Ein Investor schafft Fakten. Heute Morgen um 5:30 Uhr entstand, mittels schwerer Baumaschinen, eine weitere Lücke in der Eastside Gallery. Dem letzten Stück jener Mauer, die dereinst Ost und West recht deutlich in Ost und West gliederte.

Wurde gestern noch, seitens unseres idiotischen Senats und irgendeiner BVV, von so genannten“Kompromissen“ und sogar einem „Ersatzgrundstück“ für den Investor gefaselt, so rückte heute Morgen schweres Gerät nebst zweieinhalb Hundertschaften der hiesigen Polizei dort an, wo letzten Sommer noch der Oststrand war. 5:30 Uhr!
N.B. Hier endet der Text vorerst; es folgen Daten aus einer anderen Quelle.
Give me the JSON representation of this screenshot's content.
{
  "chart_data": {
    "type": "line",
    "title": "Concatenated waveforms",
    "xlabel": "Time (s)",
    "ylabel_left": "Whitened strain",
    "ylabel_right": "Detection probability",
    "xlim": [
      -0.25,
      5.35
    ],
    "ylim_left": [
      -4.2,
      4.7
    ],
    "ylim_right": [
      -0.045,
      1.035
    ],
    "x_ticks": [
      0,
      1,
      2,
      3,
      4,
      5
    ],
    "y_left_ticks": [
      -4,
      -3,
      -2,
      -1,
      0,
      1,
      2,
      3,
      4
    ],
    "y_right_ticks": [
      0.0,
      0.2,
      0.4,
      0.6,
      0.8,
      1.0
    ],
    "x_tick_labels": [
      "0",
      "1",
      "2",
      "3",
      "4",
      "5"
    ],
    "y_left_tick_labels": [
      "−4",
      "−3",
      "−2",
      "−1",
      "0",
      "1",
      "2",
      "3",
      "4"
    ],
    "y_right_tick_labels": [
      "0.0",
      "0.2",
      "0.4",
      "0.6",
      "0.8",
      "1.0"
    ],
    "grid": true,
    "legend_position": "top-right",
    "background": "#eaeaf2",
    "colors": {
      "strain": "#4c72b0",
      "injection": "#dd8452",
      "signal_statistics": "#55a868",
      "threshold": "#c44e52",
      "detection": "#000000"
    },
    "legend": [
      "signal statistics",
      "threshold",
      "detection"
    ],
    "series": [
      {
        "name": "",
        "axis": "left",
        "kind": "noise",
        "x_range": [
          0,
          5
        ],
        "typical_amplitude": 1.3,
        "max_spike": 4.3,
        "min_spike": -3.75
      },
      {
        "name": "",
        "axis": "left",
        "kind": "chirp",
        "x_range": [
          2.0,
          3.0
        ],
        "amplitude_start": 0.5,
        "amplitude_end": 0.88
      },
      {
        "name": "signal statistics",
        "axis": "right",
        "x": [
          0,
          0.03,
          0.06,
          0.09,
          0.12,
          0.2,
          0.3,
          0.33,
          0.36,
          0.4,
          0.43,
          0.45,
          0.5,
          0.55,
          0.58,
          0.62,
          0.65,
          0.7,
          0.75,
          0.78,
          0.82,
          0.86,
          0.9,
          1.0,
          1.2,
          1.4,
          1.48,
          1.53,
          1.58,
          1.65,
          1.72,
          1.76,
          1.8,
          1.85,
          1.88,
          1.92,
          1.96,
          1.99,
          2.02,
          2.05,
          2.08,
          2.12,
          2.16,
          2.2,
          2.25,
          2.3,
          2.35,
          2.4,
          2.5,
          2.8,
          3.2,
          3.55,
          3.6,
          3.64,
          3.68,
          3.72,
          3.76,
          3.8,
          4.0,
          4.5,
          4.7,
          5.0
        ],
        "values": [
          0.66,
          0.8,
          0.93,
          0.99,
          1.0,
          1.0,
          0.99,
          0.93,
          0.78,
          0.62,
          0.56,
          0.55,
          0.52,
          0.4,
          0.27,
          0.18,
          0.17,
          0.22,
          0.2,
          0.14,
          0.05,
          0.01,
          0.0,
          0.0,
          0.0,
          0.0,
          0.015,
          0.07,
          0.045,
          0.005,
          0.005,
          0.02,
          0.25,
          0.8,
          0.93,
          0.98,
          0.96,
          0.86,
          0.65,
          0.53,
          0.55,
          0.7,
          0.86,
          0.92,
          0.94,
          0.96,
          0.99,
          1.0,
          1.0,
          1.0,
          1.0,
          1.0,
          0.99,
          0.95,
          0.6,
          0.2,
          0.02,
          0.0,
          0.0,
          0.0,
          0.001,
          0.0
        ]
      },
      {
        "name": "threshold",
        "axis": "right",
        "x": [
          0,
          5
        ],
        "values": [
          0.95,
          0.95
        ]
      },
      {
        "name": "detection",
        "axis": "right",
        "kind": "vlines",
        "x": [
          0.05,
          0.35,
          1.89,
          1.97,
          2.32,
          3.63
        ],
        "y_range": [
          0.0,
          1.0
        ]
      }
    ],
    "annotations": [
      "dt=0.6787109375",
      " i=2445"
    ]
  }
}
Da ist nicht leicht demonstrieren! Da liegt der durchschnittliche Mediaspreeversenker noch in den Federn oder taumelt auf irgend einer Tanzfläche umher. So sahen sich denn heute, morgens, 5:30 in Berlin, die 250 Uniformierten gerade mal zwei Mahnwachen gegenüber. Auch bei bestem Willen liess sich kein Grund finden, diese „Chaoten“ und „Randalierer“ mal „ordentlich zusammenzuknüppeln“.

So standen sie denn alle da und froren sich einen zurecht, während Baumaschinen, und hier müssen wir mal ehrlich sein, vier Elemente der ESG beiseite stellten. Der Investor, Maik Uwe Hinkel, versprach, laut Tagesspiegel, die Dinger irgendwann wieder hinzustellen.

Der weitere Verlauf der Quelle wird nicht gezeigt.